Let $\pi:X\rightarrow S$ be a smooth scheme over $S$ and let's assume for simplicity that $S=\mathrm{Spec} R$ is affine, Noetherian and regular. Let $\mathcal F$ be a coherent sheaf on $X$ and let's assume as well that $\mathcal F$ is torsion-free. Then I can take the derived global sections $R^\bullet\pi_* \mathcal F$, taking further its cohomology I get some $R$-modules $R^i\pi_*\mathcal F$.
Now the question is:
Given $R^i\pi_* \mathcal F$ can I say anything about torsion in it (as in an $R$-module)? In particular is there an open dense $U\subset S$ such that $R^i\pi_*\mathcal F$ is torsion-free restricted to $U$?
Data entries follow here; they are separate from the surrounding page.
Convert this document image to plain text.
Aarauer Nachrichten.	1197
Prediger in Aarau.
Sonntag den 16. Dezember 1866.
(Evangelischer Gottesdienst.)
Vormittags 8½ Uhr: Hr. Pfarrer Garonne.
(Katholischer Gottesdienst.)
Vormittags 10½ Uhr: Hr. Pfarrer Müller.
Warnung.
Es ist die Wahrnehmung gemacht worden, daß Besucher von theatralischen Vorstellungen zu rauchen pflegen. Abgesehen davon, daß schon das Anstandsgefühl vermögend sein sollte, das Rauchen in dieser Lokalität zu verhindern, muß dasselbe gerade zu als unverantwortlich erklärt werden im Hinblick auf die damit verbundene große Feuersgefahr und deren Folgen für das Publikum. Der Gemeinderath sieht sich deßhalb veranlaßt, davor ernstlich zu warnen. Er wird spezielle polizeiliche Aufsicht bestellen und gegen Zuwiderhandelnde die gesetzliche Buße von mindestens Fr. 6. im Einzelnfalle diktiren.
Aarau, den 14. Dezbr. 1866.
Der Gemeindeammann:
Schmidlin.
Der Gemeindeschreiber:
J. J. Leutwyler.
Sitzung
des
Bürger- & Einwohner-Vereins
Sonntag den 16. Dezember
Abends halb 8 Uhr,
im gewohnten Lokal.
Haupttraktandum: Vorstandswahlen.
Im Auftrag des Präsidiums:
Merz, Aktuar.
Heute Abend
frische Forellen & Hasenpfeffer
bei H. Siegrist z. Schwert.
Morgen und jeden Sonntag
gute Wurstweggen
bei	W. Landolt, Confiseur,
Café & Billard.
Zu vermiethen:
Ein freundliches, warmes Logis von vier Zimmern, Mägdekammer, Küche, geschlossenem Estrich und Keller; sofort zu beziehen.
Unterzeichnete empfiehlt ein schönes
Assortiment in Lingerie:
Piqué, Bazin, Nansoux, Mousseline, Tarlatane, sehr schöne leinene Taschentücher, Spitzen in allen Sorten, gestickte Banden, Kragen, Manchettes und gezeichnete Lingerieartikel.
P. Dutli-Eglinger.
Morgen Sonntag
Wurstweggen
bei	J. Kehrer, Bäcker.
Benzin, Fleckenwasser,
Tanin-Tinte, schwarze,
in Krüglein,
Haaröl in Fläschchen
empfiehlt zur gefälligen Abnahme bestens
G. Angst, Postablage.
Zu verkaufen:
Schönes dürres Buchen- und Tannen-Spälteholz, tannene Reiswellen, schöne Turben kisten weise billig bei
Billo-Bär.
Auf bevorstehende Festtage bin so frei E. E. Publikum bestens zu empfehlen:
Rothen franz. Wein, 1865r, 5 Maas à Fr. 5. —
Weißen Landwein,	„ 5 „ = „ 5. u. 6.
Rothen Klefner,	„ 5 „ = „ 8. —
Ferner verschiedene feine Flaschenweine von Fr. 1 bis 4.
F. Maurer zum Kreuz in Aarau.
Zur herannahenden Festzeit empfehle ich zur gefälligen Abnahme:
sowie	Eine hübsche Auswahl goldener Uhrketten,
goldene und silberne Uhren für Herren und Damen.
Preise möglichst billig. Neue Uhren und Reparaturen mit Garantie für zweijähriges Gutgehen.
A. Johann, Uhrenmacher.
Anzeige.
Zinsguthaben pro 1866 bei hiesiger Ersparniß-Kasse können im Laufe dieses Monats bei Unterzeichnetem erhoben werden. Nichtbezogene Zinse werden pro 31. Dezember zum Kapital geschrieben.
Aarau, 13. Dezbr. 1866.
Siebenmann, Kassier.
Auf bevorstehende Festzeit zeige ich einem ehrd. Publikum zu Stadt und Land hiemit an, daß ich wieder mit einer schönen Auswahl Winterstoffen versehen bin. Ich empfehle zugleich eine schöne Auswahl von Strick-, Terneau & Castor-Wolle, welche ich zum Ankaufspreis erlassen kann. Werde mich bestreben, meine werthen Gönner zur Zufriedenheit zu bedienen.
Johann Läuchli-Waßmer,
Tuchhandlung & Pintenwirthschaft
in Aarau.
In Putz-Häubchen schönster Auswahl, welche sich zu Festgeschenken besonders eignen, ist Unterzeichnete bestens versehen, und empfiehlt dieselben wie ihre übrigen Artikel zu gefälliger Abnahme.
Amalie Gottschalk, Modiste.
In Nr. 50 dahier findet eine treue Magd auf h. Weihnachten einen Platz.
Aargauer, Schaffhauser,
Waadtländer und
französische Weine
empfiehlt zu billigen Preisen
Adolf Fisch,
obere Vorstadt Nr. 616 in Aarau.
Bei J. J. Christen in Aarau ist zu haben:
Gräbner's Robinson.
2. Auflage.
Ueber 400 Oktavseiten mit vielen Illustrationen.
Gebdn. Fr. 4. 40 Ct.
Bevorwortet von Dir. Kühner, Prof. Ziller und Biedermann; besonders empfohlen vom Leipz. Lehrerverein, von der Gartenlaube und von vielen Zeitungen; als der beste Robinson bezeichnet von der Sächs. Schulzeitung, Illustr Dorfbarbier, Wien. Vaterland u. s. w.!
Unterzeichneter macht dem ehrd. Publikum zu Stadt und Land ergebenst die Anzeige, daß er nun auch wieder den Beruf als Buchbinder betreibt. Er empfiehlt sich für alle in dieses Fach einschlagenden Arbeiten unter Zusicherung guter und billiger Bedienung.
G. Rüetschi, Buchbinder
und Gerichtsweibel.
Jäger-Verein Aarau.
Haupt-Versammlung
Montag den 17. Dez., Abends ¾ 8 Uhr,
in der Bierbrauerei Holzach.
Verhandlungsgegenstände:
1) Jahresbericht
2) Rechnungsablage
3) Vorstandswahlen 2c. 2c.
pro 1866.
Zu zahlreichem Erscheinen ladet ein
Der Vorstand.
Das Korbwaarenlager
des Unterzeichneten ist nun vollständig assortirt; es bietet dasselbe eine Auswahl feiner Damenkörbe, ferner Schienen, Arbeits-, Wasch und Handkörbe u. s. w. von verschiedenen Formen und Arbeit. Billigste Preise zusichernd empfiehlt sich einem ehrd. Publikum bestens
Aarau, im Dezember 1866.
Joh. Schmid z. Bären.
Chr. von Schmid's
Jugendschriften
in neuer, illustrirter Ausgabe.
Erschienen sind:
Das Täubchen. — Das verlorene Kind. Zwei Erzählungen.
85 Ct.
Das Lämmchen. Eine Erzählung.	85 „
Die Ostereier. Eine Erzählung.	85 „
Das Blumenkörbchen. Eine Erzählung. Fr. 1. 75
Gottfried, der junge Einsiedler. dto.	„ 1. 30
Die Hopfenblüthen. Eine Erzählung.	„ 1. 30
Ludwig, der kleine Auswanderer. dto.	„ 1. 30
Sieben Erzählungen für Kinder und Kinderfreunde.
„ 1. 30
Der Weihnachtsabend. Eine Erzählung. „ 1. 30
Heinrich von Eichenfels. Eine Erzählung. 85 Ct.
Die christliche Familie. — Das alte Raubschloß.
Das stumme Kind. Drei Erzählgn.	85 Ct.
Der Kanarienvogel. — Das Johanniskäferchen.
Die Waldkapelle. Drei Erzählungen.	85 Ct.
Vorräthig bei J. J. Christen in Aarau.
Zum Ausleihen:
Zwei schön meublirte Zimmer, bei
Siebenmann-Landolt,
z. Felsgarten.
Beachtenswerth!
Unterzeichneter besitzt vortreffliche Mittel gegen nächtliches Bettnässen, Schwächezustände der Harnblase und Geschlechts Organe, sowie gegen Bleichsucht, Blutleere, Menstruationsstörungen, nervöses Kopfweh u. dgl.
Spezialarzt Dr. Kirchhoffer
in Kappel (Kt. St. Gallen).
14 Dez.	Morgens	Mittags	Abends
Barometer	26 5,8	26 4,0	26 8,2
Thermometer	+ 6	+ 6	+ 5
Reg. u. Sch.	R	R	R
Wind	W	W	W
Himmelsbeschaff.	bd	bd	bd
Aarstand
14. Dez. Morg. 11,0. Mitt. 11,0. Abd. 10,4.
If $\pi$ is proper this is automatic since then $R^i\pi_* \mathcal F$ is finitely generated over $R$. If $\pi$ is affine then $R^\bullet\pi_* \mathcal F=\pi_*\mathcal F$ and we just consider some torsion-free module $M$ over $R'$ as a module over $R$ under an injection $R\subset R'$, so the statement holds as well. For the general case I tried to use a Cech cover of $X$ by affine $S$-schemes, but what you get is a complex whose terms are infinitely generated $R$-modules (though torsion-free) and I'm not sure what I could use to bound the torsion in the cohomology there.
Also, not sure if this makes life any simplier, but under the assumptions above $\mathcal F$ is a perfect complex on $X$ and it would be enough to take $\mathcal F=\mathcal O_X$.